In The Flow of Time – January 26, 2025
A risk of good historical fiction is the author dumps tons and tons of research on you. My writing friends have hammered on me for that. Good historical fiction is not a recitation of facts, it’s a story. So here I am, trying to write a story. New Orleans and slavery are in the story. A feature of this universe are slave pens, euphemistically termed “depots” in the local vernacular. They are slave jails where people were held prisoner pending sale, at auction or to a particular buyer.
I know that these existed. I know where on the face of the earth some were in New Orleans. I know that the city council outlawed slave pens within the old city, for cosmetic reasons. Having slaves lined up on the sidewalk was off-putting. And then there’s the smell. Can’t have that in the faces of the good citizens. I know that that happened in 1829. (I now have a specific date, March 31). So the slave pens on the periphery of the old city really happens later. I’m writing in 1817. I do NOT know where any such is in that year. But I do know later.
This is where fact and truth diverge. That these exist, truth. What they were like, truth. That there was one between Esplanade and Peace (modern Kerlerec) on Chartres? Nope, it wasn’t there yet. I have city directories, there was an apothecary. But give it a few years, and yes, this is the actual physical location of a slave “depot.” So, in my research, good enough. It’s allegiance to the truth, and I’m writing fiction. So I put a slave depot there in the story.
Months later, here I am. I reach the point in the plot where Marie Laveaux and her uncle Josias Kerr, the Irish doctor, go to the slave pen to treat slaves afflicted with yellow fever. I’ve been working on this chapter for days, because I feel inadequate to the task of conveying the human horror. What’s the physical scene? What’s it like? How many people are there? What does it smell like? How can I write about an experience so totally foreign to my life?
Well, that’s why I write, to take you to that foreign place, to experience what other humans have. I’m most of the way there, it’s good, I’m a good writer. I can play with your heartstrings and bring tears. But is it truth? I don’t know. My solution to this is more research. Deep, deep down the hole. I’m hunting for floor plans for slave pens, for names, dates… and I discover….
Twelve Years a Slave by Solomon Northrup. I’d certainly heard of the title, it’s a famous movie. It is the first-hand account of a free man of color in New York State, seized/kidnapped and sold into slavery. Gonna watch the movie eventually, but I have his original book. And I’m about to go read it.
Because… first hand account. Original source. This man really suffered this fate. His own words. That should be a massively useful, give me a clue about my writing being truth.
AND THEN I discover…
In 1841 he was shipped to New Orleans for sale, and he was held prisoner in the very same slave pen that I settled on, months ago, knowing next-to-nothing.

Every now and then astonishing synchronicity appears. I have in hand the first person account of a man who–24 years later–was in the place I’m trying to imagine. He will tell me the truth. It gets better.

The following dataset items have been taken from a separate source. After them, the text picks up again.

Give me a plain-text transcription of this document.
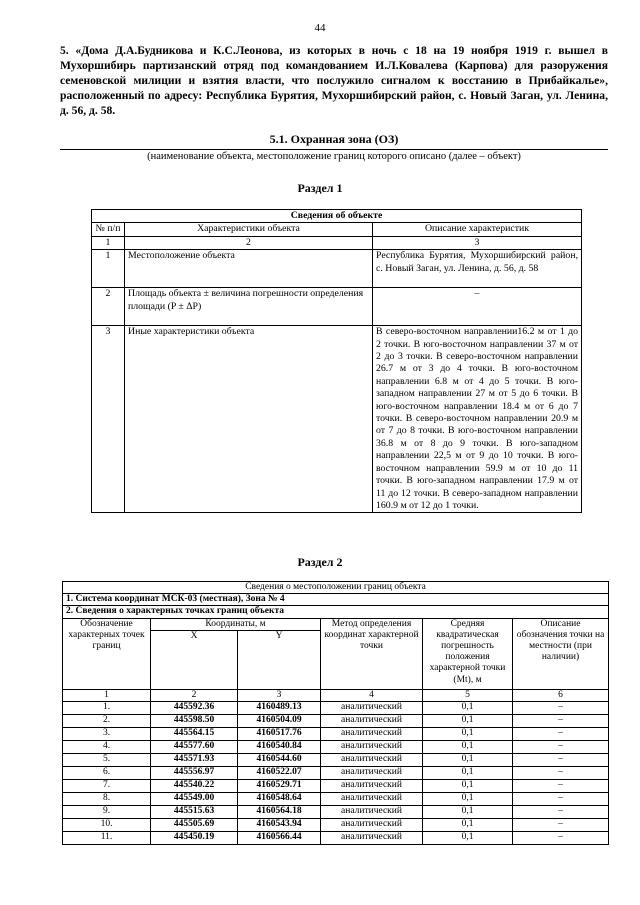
44
5. «Дома Д.А.Будникова и К.С.Леонова, из которых в ночь с 18 на 19 ноября 1919 г. вышел в Мухоршибирь партизанский отряд под командованием И.Л.Ковалева (Карпова) для разоружения семеновской милиции и взятия власти, что послужило сигналом к восстанию в Прибайкалье», расположенный по адресу: Республика Бурятия, Мухоршибирский район, с. Новый Заган, ул. Ленина, д. 56, д. 58.
5.1. Охранная зона (ОЗ)
(наименование объекта, местоположение границ которого описано (далее – объект)
Раздел 1
Сведения об объекте		
№ п/п	Характеристики объекта	Описание характеристик
1	2	3
1	Местоположение объекта	Республика Бурятия, Мухоршибирский район, с. Новый Заган, ул. Ленина, д. 56, д. 58
2	Площадь объекта ± величина погрешности определения площади (P ± ΔP)	–
3	Иные характеристики объекта	В северо-восточном направлении16.2 м от 1 до 2 точки. В юго-восточном направлении 37 м от 2 до 3 точки. В северо-восточном направлении 26.7 м от 3 до 4 точки. В юго-восточном направлении 6.8 м от 4 до 5 точки. В юго-западном направлении 27 м от 5 до 6 точки. В юго-восточном направлении 18.4 м от 6 до 7 точки. В северо-восточном направлении 20.9 м от 7 до 8 точки. В юго-восточном направлении 36.8 м от 8 до 9 точки. В юго-западном направлении 22,5 м от 9 до 10 точки. В юго-восточном направлении 59.9 м от 10 до 11 точки. В юго-западном направлении 17.9 м от 11 до 12 точки. В северо-западном направлении 160.9 м от 12 до 1 точки.
Раздел 2
Сведения о местоположении границ объекта					
1. Система координат МСК-03 (местная), Зона № 4					
2. Сведения о характерных точках границ объекта					
Обозначение характерных точек границ	Координаты, м		Метод определения координат характерной точки	Средняя квадратическая погрешность положения характерной точки (Mt), м	Описание обозначения точки на местности (при наличии)
	X	Y			
1	2	3	4	5	6
1.	445592.36	4160489.13	аналитический	0,1	–
2.	445598.50	4160504.09	аналитический	0,1	–
3.	445564.15	4160517.76	аналитический	0,1	–
4.	445577.60	4160540.84	аналитический	0,1	–
5.	445571.93	4160544.60	аналитический	0,1	–
6.	445556.97	4160522.07	аналитический	0,1	–
7.	445540.22	4160529.71	аналитический	0,1	–
8.	445549.00	4160548.64	аналитический	0,1	–
9.	445515.63	4160564.18	аналитический	0,1	–
10.	445505.69	4160543.94	аналитический	0,1	–
11.	445450.19	4160566.44	аналитический	0,1	–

Onboard ship on the way to New Orleans, one of his comrades died of smallpox. After this shipment of slaves arrived at the slave pen, within a couple of days they all fell sick with smallpox. Says Mr. Northrup, “He would send for the head physician of the hospital. Shortly, the head physician came—a small, light-haired man, whom they called Dr. Carr. He pronounced it small-pox, whereupon there was much alarm throughout the yard.” There are a couple of references in this paragraph to Dr. Carr.
So, I see “Dr. Carr” and my spider sense goes off. In Northrup’s memoir, this is a senior physician involved with the charity hospital who treats Black people. There is, for real, a Dr. Kerr, and he’s already a significant character in the story. He’s historical, a senior physician in New Orleans, who treats Black people.
I was sufficiently intrigued, I spent a couple of hours this afternoon chasing down Doctor Carr. He doesn’t exist. I looked, in the city directory for 1842, in the US census for 1840. There is no Dr. Carr. There are many physicians listed. Dr. Kerr shows up in all the sources. He is the only one with a name a whisker away from Carr.
I am as sure as I can be, 185 years later, that Solomon Northrup was treated by Dr. Josias Elliott Kerr, a leading physician in New Orleans, who regularly treated slaves. He was married to Manette Trudeau, Marie’s white aunt. In the novel, they are the only decent people in my family. 🙂 If only Solomon Northrup had mentioned an Irish accent. 🙂
As best I can tell, Solomon Northrup dictated his memoir. The editor says his object was “to give a faithful history of Solomon Northrup’s life, as he received it from his lips.” And that Northrup “carefully perused the manuscript, dictating an alteration where the most trivial inaccuracy has appeared.”
So Kerr transmutes into Carr in the ears of the amanuensis, and here I am thinking how cool it might be to drop the real Solomon Northrup into the fictional story, along with the real Josias Kerr.
(EDIT: That may happen in Laveaux: Mother, the second book on her life. A man I know to be historical, already in the story, married into the family, Marie’s uncle, treated the real Solomon Northrup for smallpox. That’s too good to pass up.)